Долго неизвестный тешил ребят, то хрюкая свиньей, то визжа побитой собачонкой или заливаясь петухом. В темноте казалось, что сцена битком набита всякими большими и малыми зверями и птицами. Ребятишки все время смеялись. А взрослые без конца спрашивали друг у друга:
- Кто это, не знаешь? На все голоса может!
- Да это, однако, Семен Забережный!
- Нет, это не Семен. Это Тереха Уткин.
- Тереху бы я по голосу узнал. Это кто-то другой. Дает жару!..
Когда на сцене все стихло, ребятишки принялись из всех сил хлопать в ладоши, стучать ногами. Людмила Ивановна прибавила свет и, улыбаясь, спросила:
- Ну, понравилось, ребята?
- Понравилось!.. Еще надо!
- Хорошенького помаленьку. На первый раз хватит.

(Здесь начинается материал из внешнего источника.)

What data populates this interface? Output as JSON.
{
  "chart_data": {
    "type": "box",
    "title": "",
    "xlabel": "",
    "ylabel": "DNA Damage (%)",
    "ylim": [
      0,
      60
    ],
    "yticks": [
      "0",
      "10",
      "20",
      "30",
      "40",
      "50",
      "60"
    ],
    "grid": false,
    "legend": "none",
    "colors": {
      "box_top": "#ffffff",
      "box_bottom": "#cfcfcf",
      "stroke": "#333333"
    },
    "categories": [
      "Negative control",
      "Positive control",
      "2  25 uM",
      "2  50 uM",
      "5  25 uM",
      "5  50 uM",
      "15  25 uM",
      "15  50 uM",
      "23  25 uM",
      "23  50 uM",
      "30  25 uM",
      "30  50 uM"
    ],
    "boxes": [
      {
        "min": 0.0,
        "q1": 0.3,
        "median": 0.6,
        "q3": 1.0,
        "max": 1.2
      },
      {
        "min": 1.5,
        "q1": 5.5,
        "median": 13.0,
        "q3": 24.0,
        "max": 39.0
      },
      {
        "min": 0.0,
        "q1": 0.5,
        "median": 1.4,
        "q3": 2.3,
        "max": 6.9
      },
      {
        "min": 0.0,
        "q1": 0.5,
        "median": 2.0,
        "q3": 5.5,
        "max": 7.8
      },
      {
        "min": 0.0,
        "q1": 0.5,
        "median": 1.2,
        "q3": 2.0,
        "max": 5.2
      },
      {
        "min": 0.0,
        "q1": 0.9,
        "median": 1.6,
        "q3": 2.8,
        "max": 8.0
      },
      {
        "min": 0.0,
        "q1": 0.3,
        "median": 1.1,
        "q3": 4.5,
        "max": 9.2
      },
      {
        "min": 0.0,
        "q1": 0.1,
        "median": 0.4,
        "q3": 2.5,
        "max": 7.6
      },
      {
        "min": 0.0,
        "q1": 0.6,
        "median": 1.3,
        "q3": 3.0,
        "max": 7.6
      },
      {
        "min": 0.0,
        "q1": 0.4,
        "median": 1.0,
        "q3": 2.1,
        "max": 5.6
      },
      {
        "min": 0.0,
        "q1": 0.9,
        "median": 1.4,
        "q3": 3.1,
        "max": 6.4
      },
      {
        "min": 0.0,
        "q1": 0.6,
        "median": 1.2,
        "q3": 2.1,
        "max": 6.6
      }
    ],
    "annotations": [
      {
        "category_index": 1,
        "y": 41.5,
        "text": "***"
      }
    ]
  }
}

- Кто это был? - дружно спросили ребята.
- А вот угадайте!
- Никула Лопатин! Семен Забережный! - послышались голоса.
- Нет, ребята. Это не они. Это выступил перед вами Василий Павлович Попов.
Услыхав фамилию новосела, захлопал весь зал.
После этого на сцену вышел Семен Забережный. Он поблагодарил за организацию вечера Людмилу Ивановну и всех, кто принял в нем участие.
- Нам надо такие вечера почаще устраивать, Людмила Ивановна. Надеемся, что вы и впредь будете помогать нам строить новый быт, по-новому жить, по-новому веселиться... А теперь, товарищи молодежь, можете заняться плясками и играми. Гармониста мы вам на сегодня хорошего подыскали. Давайте веселитесь. Только смотрите, чтобы все было тихо и мирно, а самое главное, как сказала Людмила Ивановна, культурно.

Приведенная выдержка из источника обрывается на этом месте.